Friday, May 17, 2013

Homily Pentecost Sunday Year C (Mass during the Day): Fr. Michael U. Udoekpo

Homily Pentecost Sunday Year C (Mass during the Day): Fr. Michael U. Udoekpo
Readings: Acts 2:1-11; Psalm 104:1, 24,29-30,31,34; I Cor 12:2-3b-7, or Rom 8:8-17 12-13 and John 20:19-23 or John 14:15-16,23b-26

The Role of our Spiritual Paracletos

Today we celebrate the Solemnity of the Pentecost, 50 days after the celebration of Easter- the resurrection of Christ. 50 days ordinarily or 50 anniversary of any of our chosen vocation is a lot and quite significant. The Jews celebrated 50 days after the Feast of Passover- thanking God for the gift of harvest as well for His Sinaitic Covenant with Moses which also occurs 50 days after the beginning of the Exodus in Egypt.

Today is significant for us and the Church. It marks the end of the Easter Season and commemorates the day that the Holy Spirit, the Advocate came upon the Apostles and the Church. Recall, at Christ’s baptism the Spirit of the Lord descended upon him, which he acknowledged at the beginning of his ministry.  He said, “The Spirit of the Lord has been given to me. He has anointed me to bring Good news to the poor, and liberty to the captives….” This spirit guided Jesus throughout his ministry, raised him from the dead from the dead, and enabled him ascends to the Father, as we saw last week, on the Solemnity of Ascension.

But prior to this, as witnessed in the Gospel readings of today, particularly John 14, Jesus, says to his disciples, “If you love me, you will keep my commandments. And I will ask the Father, and he will give you another Advocate to be with you always.”

Jesus says this in John 14 because he knew as he had finished washing the feet of his disciples in John 13 he was nearing the end of his earthly mission. Moreover, his disciples were getting worried about the depature of Jesus. He knew they needed a Helper, the PARAKLETOS, and the Holy Spirit after he was gone. They will need “a lawyer” and “attorney”, “an advocate” to speak for them, supports them, strengthens them, and champions their cause after he was gone.

The gift of this PARAKLETOS, this lawyer, this spiritual guide and advocate(who watches our backs) is what we celebrate today. It was such an important gift for the early Church. St. Luke tells us in Acts of the Apostles how the persecuted and frightened  or post-ascension church could not really teach the mission of Jesus to the understanding of everyone from different tribes and culture until they had received the Holy Spirit. Without the Holy Spirit the early church was filled with fear, wrangling, uncertainties and confusions.
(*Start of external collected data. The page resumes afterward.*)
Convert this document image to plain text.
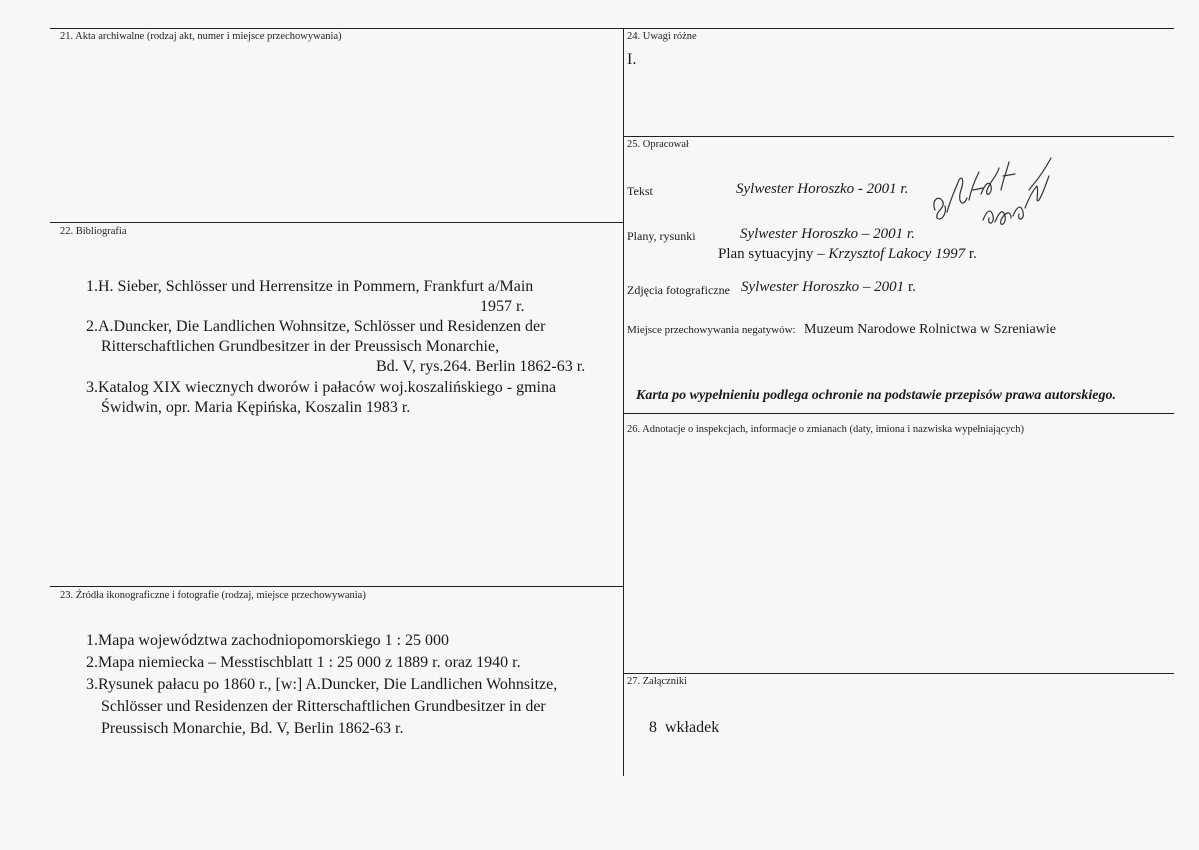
21. Akta archiwalne (rodzaj akt, numer i miejsce przechowywania)
22. Bibliografia
1.H. Sieber, Schlösser und Herrensitze in Pommern, Frankfurt a/Main
1957 r.
2.A.Duncker, Die Landlichen Wohnsitze, Schlösser und Residenzen der
Ritterschaftlichen Grundbesitzer in der Preussisch Monarchie,
Bd. V, rys.264. Berlin 1862-63 r.
3.Katalog XIX wiecznych dworów i pałaców woj.koszalińskiego - gmina
Świdwin, opr. Maria Kępińska, Koszalin 1983 r.
23. Źródła ikonograficzne i fotografie (rodzaj, miejsce przechowywania)
1.Mapa województwa zachodniopomorskiego 1 : 25 000
2.Mapa niemiecka – Messtischblatt 1 : 25 000 z 1889 r. oraz 1940 r.
3.Rysunek pałacu po 1860 r., [w:] A.Duncker, Die Landlichen Wohnsitze,
Schlösser und Residenzen der Ritterschaftlichen Grundbesitzer in der
Preussisch Monarchie, Bd. V, Berlin 1862-63 r.
24. Uwagi różne
I.
25. Opracował
Tekst	Sylwester Horoszko - 2001 r.
Plany, rysunki	Sylwester Horoszko – 2001 r.
Plan sytuacyjny – Krzysztof Lakocy 1997 r.
Zdjęcia fotograficzne Sylwester Horoszko – 2001 r.
Miejsce przechowywania negatywów: Muzeum Narodowe Rolnictwa w Szreniawie
Karta po wypełnieniu podlega ochronie na podstawie przepisów prawa autorskiego.
26. Adnotacje o inspekcjach, informacje o zmianach (daty, imiona i nazwiska wypełniających)
27. Załączniki
8  wkładek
It was this PARAKLETOS that enables the Apostles to face with love and patience the ridicule, the rejection they had to deal with after the ascension of Jesus. The  same Holyy Spirit t enables them to be understood by people of all nations listed in the first reading. It brings unity among many other gifts such as wisdom, understanding, counsel, fortitude, knowledge, piety and fear of the Lord. It’s a gift that heals our fears, wranglings, uncertainties and confusions.

During the time of St. Paul, evident in the 2nd reading, some of these challenges were there: division, discrimination, quarrels, pride, boasting, abuse of individual talents and selfishness. Hence, he invites his church to be one, and acts as different parts of our body would. This is what baptism should enable us, Christians to do. We become one in Christ, no matter our culture, nation and language. Paul, says, Just as the eye cannot say I don’t need the fingers or the nose, my legs or ears are not necessarily, we need one another in Christ.

As baptized Christians, its improper, to say or think that your next door neighbor or the next person on your left or right is not important. Every one is needed. All the gifts we have are important and we need your gifts to live in fullness with Christ.  None of us sitting here is a chance factor before God or is not gifted with one gift or another. We are all gifted. For Paul the sharing of these various spiritual gifts enriches the Church, since they all come from the same Spirit for the common good. In other words these gifts are meant for the common good, for the community.  They may reside in some of us informs of prophecy, teaching, administration, acts of charity, healing, speaking in tongues, apostleship and prophesies.

When we allow ourselves to be lead, watched-over, and  be advised by this PARAKLETOS, especially in a divided world of today, we reap the fruits joy, peace, forgives, patience, kindness, goodness, faithfulness, gentleness and self control (Gal 5:22ff).  

 And as we will soon say in the prayer over the offerings at this Mass, the hidden mystery of the sacrifice of Christ and what it means to be a Christian in the 21st century will be revealed to us, and we will be graciously led into all truth. The truth to love,  the truth to be charitable and help one another, the truth to be humble, the truth to forgive, the truth to believe, the truth persevere, the truth to be peaceful, and the truth to hope and to be joyful.